En ese mismo instante supe que no me había equivocado, y que en cierta manera, me estaban ocultando alguna cosa importante. Después de atravesar el pasillo, dejé la puerta encajada y me senté en el escritorio, apartando a un lado los cuadernos que había utilizado antes. A continuación, puse los brazos en la mesa y escuché un sonido seco a mi lado. Giré la cabeza, y vi la carta que se había caído entre las patas de la silla. Al cogerla, recordé la imagen de Daniel diciéndome adiós desde el asiento trasero de aquel coche. Los ojos se me llenaron de lágrimas. Seguramente, tendría en mis manos las últimas palabras que no supo decirme. Con mucho cuidado, cogí un bolígrafo y abrí la carta tal como había aprendido en clase. El interior, olía un poco a tabaco y a vainilla, el mismo aroma que había en la habitación de su abuelo. La imagen del anciano fumando en pipa me vino a la memoria. Había visto tantas veces esas manos expertas mover el tabaco pacientemente de un lado a otro para prenderlo, que casi podía sentirlo a mi lado. Cerré los ojos un segundo, y tiré suavemente del papel hasta que conseguí sacarlo del sobre. Como siempre solía hacer, había dejado un pequeño espacio en blanco y seguidamente el signo del infinito. Aquel siempre había sido nuestra marca preferida, un indicio de que seguiríamos unidos el resto de nuestras vidas.
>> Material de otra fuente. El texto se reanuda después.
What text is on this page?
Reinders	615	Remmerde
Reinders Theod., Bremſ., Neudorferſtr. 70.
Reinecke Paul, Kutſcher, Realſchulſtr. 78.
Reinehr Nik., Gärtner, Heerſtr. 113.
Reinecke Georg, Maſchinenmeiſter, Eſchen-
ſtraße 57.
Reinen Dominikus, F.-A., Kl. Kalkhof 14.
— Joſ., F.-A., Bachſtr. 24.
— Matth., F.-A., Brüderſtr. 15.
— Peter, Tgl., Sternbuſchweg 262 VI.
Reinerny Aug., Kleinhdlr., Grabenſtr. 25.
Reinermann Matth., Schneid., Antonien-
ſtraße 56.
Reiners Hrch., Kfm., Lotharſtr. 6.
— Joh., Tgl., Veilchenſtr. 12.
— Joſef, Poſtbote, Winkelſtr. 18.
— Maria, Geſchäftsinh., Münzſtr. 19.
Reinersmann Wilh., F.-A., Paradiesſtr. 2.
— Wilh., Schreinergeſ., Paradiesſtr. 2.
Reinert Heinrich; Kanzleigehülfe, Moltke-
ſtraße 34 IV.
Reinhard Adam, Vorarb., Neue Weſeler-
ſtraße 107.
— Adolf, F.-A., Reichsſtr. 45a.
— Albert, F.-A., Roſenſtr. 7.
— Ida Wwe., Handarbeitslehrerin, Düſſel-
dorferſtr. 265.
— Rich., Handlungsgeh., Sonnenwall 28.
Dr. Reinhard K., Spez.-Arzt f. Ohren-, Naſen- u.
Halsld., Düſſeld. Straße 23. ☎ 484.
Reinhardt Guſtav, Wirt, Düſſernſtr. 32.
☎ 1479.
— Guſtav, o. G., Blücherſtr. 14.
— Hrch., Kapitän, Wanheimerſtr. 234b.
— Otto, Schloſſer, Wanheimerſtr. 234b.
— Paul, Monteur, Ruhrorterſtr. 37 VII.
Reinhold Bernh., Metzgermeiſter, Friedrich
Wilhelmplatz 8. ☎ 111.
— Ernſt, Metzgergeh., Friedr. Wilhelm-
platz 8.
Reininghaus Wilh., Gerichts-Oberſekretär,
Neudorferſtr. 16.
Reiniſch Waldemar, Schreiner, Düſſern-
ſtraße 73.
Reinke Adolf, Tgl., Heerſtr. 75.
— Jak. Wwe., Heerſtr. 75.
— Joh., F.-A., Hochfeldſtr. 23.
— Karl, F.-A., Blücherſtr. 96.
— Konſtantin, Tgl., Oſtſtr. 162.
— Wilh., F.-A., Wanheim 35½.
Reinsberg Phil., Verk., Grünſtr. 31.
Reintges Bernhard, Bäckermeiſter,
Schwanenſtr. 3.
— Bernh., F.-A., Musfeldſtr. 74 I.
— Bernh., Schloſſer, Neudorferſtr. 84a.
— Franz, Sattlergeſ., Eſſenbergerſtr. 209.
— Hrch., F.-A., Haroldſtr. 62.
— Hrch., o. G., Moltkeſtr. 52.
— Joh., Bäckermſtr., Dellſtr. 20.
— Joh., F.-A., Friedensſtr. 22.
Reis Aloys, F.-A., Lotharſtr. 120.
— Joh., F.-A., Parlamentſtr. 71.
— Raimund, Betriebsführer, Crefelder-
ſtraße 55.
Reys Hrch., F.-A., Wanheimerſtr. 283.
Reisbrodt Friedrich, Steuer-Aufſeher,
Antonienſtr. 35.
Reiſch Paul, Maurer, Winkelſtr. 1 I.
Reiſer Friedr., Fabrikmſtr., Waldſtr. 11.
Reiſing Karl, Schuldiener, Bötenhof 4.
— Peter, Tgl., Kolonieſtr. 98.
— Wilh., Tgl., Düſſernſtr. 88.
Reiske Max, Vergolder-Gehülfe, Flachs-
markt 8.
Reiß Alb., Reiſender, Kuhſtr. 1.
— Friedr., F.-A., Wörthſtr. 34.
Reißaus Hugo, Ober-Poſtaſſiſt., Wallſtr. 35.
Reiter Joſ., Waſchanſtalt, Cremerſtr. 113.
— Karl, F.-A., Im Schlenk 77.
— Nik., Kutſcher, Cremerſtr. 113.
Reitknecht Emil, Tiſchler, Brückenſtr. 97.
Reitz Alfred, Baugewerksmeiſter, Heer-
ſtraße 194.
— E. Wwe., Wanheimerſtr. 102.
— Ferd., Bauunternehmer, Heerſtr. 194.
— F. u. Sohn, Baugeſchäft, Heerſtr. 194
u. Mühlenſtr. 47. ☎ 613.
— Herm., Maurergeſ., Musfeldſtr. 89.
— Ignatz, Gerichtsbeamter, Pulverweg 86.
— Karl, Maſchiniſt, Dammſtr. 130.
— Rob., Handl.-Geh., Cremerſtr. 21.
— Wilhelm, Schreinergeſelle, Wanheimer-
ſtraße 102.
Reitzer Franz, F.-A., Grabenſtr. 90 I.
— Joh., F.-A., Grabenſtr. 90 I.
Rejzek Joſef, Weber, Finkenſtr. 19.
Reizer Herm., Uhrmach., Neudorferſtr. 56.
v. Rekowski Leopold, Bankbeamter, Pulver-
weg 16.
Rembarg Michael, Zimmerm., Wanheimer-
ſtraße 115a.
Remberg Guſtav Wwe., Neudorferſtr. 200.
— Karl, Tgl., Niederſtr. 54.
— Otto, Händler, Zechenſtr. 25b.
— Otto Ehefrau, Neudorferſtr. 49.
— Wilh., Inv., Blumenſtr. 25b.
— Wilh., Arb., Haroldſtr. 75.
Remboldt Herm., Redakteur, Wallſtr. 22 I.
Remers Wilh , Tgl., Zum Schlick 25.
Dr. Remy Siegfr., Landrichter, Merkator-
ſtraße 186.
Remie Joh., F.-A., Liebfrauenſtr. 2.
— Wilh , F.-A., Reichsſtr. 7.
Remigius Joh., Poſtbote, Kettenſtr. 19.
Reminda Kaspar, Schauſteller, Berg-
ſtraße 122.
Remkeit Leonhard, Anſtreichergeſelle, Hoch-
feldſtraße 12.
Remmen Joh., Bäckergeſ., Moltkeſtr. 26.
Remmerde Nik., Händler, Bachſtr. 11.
-¿Puedo pasar?- escuché dándome la vuelta. Sorprendido vi a mamá asomando la cabeza entre la puerta y el marco de la pared.
-Claro que puedes- le respondí mientras la veía entrar con aquella sonrisa limpia y dulce.
-Perdona a papá, hoy parece que está un poco más nervioso de lo normal.
-No te preocupes mamá. Lo entiendo-respondí mientras me acomodaba en la silla.
-Está bien. Tan solo quería decírtelo- comentó acariciándome la mejilla.
-Puedo hacerte una pregunta. Sé que me vas a decir que no, pero…
-Quien sabe. Vamos, inténtalo.
-Estabais hablando de Daniel ¿verdad? Os he escuchado decir su nombre un par de veces mientras recorría el pasillo- dije observando la mueca de mamá. Ella sabía que no estaba diciendo la verdad, y que en realidad me había pasado un tiempo parado detrás de la puerta, pero no me dijo nada, tan solo me miró a los ojos y asintió levemente- Entonces… ¿sabéis por qué se ha ido sin decirme adiós?- insistí restregándome los ojos.
-¿Has leído la carta?
-Aún no-le respondí a la vez que la cogía de la mesa para enseñársela.
-Me gustaría decirte varias cosas, y la verdad, no sé cómo hacerlo. De todas formas, creo que…no sé- dijo acercándose un poco a la ventana. Nunca la había visto así, tan preocupada y temerosa que era incapaz de decir unas pocas palabras. En silencio, se sentó en la cama y agachó la cabeza intentando alargar el tiempo.
-¿Prefieres que la leamos juntos?- Al levantar la cabeza, vi que varias lágrimas le recorrían la mejilla dibujando un pequeño lazo de cristal. Pensativo, cogí el papel y lo abrí sobre la mesa del escritorio. Pasé la mano un par de veces, y observé durante unos minutos como las letras aparecían y desaparecían entre mis dedos, pero lo único que pude leer fueron las tres últimas palabras, “ como las tortugas”. Confundido, la aparté a un lado y miré los mismos árboles que había estado viendo unas horas antes.
-¿Por qué?- fue lo único que llegué a decir antes de escuchar la voz de papá.
-Lo siento muchísimo hijo. No sabía que eran sus padres, y el banco…-permaneciendo en silencio unos segundos.
Con los ojos llenos de lágrimas, lo miré un instante para volver a clavar la mirada en aquellos árboles. Era incapaz de decir nada, mi propio padre había sido el responsable de que se hubiese ido. No me importaba la razón, porque en realidad tan solo había una, y es que lo habían echado de mi vida. En ese instante recordé aquella frase que me pareció tan graciosa en su momento y que ahora, encerrado entre las cuatro paredes de mi habitación, no son más que la voz de su corazón hecho pedazos: “Las tortugas tampoco tienen casa”.